There may be valid reasons for engaging in such behavior. For example, you may need to think about a thing before you start writing. Very well, then: think. Do that thing instead, that one thing.
But when it comes time to translate those thoughts into readable symbols, focus all of your energy on that activity. Put the words on a real or virtual page and just go, until it's time to do something else. Then stop and move to that other thing, focusing all of your energy on it instead.
It's harder than it sounds. Like walking. Sure, it seems easy now, but how many reps have you had? Was it easy when you first started, or did you fall over a lot before mastering the movements? If you aren't sure, maybe ask your parents.
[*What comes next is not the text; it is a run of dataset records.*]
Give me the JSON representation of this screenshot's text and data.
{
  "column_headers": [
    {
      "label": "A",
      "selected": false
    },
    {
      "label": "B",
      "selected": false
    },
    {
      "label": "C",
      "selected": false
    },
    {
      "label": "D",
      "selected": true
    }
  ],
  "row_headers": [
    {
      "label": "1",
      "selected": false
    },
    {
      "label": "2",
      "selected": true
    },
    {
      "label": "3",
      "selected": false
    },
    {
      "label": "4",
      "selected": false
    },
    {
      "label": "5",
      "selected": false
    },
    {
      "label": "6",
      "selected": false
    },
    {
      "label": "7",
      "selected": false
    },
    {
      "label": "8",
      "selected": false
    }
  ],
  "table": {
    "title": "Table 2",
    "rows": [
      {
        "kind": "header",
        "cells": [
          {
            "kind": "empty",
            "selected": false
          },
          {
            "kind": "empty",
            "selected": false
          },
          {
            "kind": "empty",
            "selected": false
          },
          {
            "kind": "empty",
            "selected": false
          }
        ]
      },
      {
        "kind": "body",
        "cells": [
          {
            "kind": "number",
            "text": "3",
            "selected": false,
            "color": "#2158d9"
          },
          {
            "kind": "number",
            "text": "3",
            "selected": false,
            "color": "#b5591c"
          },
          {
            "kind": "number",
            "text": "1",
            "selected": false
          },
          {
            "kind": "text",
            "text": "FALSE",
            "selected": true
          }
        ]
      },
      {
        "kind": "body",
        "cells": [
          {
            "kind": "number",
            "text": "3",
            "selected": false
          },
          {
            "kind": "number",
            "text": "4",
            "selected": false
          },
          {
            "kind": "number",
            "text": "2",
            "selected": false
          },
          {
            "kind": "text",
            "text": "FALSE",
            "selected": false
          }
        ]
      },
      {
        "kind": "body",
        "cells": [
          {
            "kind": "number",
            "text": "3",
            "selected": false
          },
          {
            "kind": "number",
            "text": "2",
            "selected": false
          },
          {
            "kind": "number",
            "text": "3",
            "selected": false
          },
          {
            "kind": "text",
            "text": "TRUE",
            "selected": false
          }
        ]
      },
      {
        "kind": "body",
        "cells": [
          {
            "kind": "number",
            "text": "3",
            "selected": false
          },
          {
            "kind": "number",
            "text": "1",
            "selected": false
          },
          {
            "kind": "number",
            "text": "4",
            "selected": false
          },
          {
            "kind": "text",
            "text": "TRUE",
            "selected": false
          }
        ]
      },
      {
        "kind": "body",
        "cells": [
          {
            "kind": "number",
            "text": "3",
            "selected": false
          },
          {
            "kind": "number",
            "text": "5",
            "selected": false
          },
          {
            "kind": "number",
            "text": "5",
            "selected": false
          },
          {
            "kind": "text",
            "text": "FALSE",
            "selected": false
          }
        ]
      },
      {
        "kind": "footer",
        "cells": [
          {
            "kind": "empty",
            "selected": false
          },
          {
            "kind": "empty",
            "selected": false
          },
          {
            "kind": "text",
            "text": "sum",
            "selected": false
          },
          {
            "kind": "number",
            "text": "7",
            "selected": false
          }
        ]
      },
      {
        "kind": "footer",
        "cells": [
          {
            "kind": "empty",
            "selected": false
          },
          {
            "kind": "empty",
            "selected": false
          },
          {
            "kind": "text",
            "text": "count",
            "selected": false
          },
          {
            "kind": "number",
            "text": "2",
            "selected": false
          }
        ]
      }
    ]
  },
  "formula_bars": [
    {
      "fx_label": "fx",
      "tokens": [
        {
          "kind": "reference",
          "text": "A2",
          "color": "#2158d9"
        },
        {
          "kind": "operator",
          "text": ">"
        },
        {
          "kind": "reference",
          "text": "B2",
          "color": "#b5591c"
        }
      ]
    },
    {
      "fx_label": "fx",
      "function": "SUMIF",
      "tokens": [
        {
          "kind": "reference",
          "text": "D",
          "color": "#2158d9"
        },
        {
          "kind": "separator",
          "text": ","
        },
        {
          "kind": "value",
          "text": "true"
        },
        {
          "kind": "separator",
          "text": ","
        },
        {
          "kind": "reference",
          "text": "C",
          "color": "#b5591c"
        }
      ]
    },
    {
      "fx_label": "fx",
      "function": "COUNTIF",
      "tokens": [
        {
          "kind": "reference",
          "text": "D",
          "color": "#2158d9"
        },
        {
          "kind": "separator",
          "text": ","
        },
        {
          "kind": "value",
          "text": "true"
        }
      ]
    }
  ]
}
They probably have some funny stories about that.
Okay, so you have words. That's all you need. The trick is using the right ones and arranging them in the right order. Planning is involved, though it's always helpful if you're ready to abandon any plans in favor of a better one should it arise during the actual construction.
Once the building commences, you may find yourself surprised at what takes shape. So flexibility is a good skill to have. If what you have looks different than what you'd envisioned, either push in the direction of your original vision or modify the vision itself.
You always have choices. You can always clean things up later. Like sand castles, which are always washed into the sea, you can make others.